Sometimes I think we come into marriage with expectations based on what we have known in our families, but our spouses have different expectations based on their life experiences. Sometimes we choose a spouse who is a follower because we want to lead and sometimes a leader who we want to follow. All of this gets in the way of building a long-term marriage that rests on the rock of respect, kindness and fellowship. We have to grow as individuals and as a couple and it takes work. We are constantly re-birthing ourselves and most of us know what giving birth was like - it isn't usually an easy walk in the park! lol
rivermom
10-25-2007, 01:41 PM
Usually the nagging works for me. :D **kidding** ;)
AngieDoogles
10-25-2007, 04:17 PM
So I was definitely kidding about "training" a spouse. I'm not *THAT* mean. :p It is, however, fun to joke around about men since we're all women here... ;)
Janet
10-26-2007, 03:45 AM
So I was definitely kidding about "training" a spouse.

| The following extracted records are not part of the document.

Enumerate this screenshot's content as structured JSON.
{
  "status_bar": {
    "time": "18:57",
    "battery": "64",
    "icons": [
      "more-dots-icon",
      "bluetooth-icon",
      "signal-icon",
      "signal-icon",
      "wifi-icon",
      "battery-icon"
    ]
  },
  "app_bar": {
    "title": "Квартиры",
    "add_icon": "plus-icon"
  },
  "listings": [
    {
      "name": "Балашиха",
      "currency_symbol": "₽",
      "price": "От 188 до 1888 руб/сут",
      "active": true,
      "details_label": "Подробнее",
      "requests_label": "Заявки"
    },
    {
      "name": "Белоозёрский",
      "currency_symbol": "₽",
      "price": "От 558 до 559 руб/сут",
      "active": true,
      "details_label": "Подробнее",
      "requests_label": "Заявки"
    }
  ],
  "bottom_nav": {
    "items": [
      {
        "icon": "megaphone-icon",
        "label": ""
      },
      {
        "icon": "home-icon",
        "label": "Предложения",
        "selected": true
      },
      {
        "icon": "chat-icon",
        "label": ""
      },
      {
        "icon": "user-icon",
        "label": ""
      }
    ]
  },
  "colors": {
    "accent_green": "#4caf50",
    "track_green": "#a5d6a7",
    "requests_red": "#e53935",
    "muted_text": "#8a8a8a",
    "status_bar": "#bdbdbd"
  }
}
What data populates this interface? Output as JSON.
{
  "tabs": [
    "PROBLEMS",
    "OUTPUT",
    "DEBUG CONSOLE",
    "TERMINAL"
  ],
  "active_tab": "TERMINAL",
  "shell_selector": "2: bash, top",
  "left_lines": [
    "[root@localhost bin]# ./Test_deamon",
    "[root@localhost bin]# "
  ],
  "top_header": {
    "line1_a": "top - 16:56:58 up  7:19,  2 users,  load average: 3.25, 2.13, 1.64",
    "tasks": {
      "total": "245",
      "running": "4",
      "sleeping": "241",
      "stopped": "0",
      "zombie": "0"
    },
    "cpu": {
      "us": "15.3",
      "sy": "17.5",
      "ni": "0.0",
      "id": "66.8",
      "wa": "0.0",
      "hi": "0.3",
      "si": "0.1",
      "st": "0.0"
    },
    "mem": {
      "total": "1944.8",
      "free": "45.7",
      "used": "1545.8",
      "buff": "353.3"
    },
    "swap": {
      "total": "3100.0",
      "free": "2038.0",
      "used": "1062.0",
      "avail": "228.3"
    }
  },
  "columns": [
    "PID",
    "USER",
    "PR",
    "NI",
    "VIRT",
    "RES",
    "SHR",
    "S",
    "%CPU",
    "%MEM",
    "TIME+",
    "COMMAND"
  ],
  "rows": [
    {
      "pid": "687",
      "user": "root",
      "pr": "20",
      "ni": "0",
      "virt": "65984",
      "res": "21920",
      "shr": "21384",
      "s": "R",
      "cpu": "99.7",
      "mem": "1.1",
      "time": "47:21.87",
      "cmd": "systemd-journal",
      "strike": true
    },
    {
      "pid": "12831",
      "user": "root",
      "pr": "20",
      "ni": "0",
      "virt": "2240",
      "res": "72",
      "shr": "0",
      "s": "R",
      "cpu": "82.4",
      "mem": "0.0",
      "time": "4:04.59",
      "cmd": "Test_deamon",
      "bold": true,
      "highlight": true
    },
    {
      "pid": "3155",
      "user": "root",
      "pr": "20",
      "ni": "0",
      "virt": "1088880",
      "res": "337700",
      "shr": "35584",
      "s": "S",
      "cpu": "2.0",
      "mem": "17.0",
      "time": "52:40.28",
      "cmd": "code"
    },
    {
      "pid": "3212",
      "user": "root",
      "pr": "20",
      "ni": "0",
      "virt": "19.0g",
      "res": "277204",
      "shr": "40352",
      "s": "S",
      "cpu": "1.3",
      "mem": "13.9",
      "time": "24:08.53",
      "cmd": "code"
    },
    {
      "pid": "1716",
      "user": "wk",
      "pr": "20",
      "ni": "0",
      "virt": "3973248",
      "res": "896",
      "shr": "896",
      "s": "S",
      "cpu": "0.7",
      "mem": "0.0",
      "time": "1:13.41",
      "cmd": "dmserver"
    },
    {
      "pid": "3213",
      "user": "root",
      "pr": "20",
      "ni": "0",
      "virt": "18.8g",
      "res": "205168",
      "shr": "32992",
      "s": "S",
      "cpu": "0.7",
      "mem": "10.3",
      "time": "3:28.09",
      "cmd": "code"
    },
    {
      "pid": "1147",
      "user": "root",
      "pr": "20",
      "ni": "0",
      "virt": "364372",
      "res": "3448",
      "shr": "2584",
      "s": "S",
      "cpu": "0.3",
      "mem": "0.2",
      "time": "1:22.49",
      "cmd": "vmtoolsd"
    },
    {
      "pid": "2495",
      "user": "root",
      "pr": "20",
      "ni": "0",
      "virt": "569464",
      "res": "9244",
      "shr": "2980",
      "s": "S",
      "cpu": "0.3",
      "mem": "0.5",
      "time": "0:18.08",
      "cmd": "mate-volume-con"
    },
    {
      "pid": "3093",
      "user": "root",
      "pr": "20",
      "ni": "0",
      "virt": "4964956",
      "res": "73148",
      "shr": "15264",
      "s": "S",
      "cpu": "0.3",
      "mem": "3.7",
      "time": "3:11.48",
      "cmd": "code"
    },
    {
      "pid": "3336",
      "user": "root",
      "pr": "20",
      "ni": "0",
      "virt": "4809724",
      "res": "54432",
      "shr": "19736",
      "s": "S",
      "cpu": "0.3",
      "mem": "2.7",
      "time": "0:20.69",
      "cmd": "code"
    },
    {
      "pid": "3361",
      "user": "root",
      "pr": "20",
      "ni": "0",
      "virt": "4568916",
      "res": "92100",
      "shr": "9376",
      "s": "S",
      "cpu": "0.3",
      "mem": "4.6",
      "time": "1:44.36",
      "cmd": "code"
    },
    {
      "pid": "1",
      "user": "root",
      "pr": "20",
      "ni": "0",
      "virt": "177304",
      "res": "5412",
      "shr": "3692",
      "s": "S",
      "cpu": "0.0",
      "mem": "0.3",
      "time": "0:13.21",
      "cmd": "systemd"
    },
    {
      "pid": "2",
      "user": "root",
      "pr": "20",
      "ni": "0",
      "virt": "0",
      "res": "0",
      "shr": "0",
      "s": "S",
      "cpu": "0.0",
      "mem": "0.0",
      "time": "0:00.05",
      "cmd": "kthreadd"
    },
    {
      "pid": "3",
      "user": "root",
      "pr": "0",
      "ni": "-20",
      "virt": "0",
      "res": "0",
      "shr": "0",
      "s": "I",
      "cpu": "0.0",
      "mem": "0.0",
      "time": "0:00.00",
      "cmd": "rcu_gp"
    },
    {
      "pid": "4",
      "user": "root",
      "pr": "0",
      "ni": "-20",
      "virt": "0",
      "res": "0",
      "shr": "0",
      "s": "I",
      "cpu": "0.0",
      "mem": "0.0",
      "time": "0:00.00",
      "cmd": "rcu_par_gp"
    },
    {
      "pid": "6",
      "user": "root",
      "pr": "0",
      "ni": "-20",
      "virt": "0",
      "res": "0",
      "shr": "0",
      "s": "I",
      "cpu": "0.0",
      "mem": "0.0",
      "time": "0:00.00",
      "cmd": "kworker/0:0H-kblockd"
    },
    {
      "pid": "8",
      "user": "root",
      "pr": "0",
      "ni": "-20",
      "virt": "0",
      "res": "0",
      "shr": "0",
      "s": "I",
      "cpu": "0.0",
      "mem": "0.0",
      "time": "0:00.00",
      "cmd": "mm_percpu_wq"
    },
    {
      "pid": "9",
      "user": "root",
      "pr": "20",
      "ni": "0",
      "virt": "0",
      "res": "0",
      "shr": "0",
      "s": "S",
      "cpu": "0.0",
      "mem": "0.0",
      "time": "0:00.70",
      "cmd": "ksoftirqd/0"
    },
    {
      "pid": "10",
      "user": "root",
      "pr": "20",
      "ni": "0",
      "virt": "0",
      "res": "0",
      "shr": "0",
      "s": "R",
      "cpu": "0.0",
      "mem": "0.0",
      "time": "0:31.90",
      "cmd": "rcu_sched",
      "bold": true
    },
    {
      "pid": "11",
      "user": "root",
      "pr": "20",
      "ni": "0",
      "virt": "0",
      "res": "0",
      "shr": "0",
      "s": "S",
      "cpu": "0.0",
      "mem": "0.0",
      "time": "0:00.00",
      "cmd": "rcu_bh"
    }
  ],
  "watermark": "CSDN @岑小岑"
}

I'm not *THAT* mean. :p It is, however, fun to joke around about men since we're all women here... ;)
You've heard the phrase..."can't teach an old dog new tricks."...LOLOL Yes he is pretty much untrainable. He wasn't raised the way I was..to take care of what you have and take pride in it ....pride in a job well done. Around home, he just does it any old way to get it done, so he can do something he likes to do...tinker. Man..here I go again.
katepoet
10-26-2007, 07:24 AM
My son and I were talking about stereotypes yesterday so it seemed that clarifying the humor was important!
AngieDoogles
10-26-2007, 12:06 PM
You've heard the phrase..."can't teach an old dog new tricks."...LOLOL Yes he is pretty much untrainable. He wasn't raised the way I was..to take care of what you have and take pride in it ....pride in a job well done. Around home, he just does it any old way to get it done, so he can do something he likes to do...tinker. Man..here I go again.
Different people value different things and a lot of that definitely comes from how you were raised. I'm sure there are lots of things you admire about him, even if his work ethic is a bit annoying at times.
Janet
10-26-2007, 03:36 PM
Different people value different things and a lot of that definitely comes from how you were raised. I'm sure there are lots of things you admire about him, even if his work ethic is a bit annoying at times.
You're just dying for me to say something good about my hubby aren't you now Angie :) Well okay......I will give him credit for having excellent taste in a wife...:D :D :D
AngieDoogles
10-26-2007, 05:34 PM
You're just dying for me to say something good about my hubby aren't you now Angie :) Well okay......I will give him credit for having excellent taste in a wife...:D :D :D
Lol, you know me, I'm forever an optimist... ;)
And yes, he has terrific taste when it comes to choosing a wife! If nothing else, he's got that going for him, right? :) Also, from what you've said, he seems like a really great dad!
There you go...you're 100% right Janet. His taste is impeccable.
I don't think you actually "train" a spouse, but I do think that we teach people how to love us and how to treat us. I think that's really what we mean when we say "train our husbands."
One thing for sure, we can't change a person's basic nature. It's a waste of time and energy.
katepoet
10-26-2007, 06:01 PM
So right, Judy. And way to go, Janet! What could be better?